Título de cidadania
O GLOBO - 02/12/09
O Morro do Cantagalo, fincado entre Copacabana e Ipanema, no coração da Zona Sul do Rio, tem tudo para se transformar no laboratório de uma medida pioneira, que seria uma consequência concreta da ação do governo do estado de retomar o controle territorial com as Unidades de Polícia Pacificadora (UPPs).
Durante quatro meses do ano passado, com o financiamento do Instituto Gerdau e o apoio de escritórios de advocacia e de engenharia, o Instituto Atlântico, entidade apartidária cuja missão é propor, e testar na prática, políticas públicas inovadoras, desenvolveu um projeto de cadastramento geral dos moradores e o levantamento da topografia detalhada do morro, com o objetivo de conceder a titulação plena dos possuidores de lotes e unidades residenciais.
São 1.456 domicílios e cerca de 5 mil moradores, 79% dos quais vivem lá há mais de 20 anos.
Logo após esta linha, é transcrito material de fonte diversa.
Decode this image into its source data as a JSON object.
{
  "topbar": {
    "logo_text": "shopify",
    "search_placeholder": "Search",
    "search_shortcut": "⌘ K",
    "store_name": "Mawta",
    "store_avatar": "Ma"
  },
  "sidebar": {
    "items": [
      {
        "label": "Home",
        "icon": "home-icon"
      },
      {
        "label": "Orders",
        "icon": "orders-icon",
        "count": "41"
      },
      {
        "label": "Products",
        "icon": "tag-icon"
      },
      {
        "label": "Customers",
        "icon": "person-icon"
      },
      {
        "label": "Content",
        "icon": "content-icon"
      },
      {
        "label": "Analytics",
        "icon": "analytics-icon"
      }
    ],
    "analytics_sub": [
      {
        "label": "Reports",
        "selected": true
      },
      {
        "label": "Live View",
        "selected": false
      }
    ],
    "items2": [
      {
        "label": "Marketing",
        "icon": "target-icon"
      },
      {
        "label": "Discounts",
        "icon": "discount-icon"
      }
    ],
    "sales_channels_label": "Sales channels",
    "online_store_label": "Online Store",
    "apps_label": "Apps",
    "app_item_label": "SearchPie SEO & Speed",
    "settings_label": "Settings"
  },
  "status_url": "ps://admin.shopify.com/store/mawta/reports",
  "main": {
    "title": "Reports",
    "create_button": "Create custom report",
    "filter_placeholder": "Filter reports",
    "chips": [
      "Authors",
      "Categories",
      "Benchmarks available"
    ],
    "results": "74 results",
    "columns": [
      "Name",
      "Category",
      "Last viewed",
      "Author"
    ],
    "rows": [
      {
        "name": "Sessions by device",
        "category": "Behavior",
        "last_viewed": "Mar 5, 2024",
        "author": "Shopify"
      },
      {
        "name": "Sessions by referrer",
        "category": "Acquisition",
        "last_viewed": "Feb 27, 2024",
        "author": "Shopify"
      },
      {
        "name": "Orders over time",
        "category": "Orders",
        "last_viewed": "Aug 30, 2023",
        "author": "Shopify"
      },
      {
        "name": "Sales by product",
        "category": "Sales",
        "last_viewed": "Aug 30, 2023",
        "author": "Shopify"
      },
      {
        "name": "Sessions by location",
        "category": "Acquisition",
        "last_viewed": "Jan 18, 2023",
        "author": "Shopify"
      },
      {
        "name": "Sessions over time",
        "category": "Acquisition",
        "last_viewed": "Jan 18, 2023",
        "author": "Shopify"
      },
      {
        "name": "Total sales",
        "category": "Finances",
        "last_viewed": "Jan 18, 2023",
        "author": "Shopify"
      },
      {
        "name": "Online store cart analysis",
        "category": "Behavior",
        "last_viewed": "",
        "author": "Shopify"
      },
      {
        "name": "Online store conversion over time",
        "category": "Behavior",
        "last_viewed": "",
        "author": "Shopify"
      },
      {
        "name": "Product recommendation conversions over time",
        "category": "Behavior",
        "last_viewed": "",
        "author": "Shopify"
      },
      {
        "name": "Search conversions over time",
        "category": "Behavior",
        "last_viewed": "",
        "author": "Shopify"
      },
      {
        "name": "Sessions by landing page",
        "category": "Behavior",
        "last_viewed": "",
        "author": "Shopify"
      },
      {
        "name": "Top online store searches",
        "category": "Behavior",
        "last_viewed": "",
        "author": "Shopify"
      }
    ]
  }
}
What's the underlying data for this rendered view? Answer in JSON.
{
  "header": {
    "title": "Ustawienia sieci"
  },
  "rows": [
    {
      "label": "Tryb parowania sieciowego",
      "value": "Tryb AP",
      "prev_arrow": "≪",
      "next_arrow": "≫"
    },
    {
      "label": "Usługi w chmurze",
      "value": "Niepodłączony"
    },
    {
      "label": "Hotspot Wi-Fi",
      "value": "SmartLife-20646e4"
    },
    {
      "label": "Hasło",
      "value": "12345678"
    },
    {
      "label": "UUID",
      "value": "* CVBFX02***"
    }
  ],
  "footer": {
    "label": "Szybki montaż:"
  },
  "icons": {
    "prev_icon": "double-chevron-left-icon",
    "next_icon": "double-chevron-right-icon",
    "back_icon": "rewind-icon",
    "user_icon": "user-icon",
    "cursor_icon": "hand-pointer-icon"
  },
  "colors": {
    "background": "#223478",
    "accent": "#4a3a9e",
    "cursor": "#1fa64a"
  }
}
O economista Paulo Rabelo de Castro, presidente do Instituto Atlântico, esteve ontem com o prefeito Eduardo Paes para tentar viabilizar um acordo para a concessão dos títulos.
O projeto de demarcação do Instituto Atlântico já estava sendo tocado independentemente da ação dos governos estadual e municipal, e esta é a segunda ocasião em que a iniciativa privada e a governamental se cruzam.
Na primeira vez, houve uma parceria que pode indicar o melhor caminho para a resolução dos problemas burocráticos e legais. Terminada a etapa de levantamentos e conferências de dados, o Instituto Atlântico entrou com uma Petição Inicial da Ação de Usucapião Especial Coletiva, inédita no meio jurídico, que está em tramitação na 7aVara da Fazenda Pública Estadual.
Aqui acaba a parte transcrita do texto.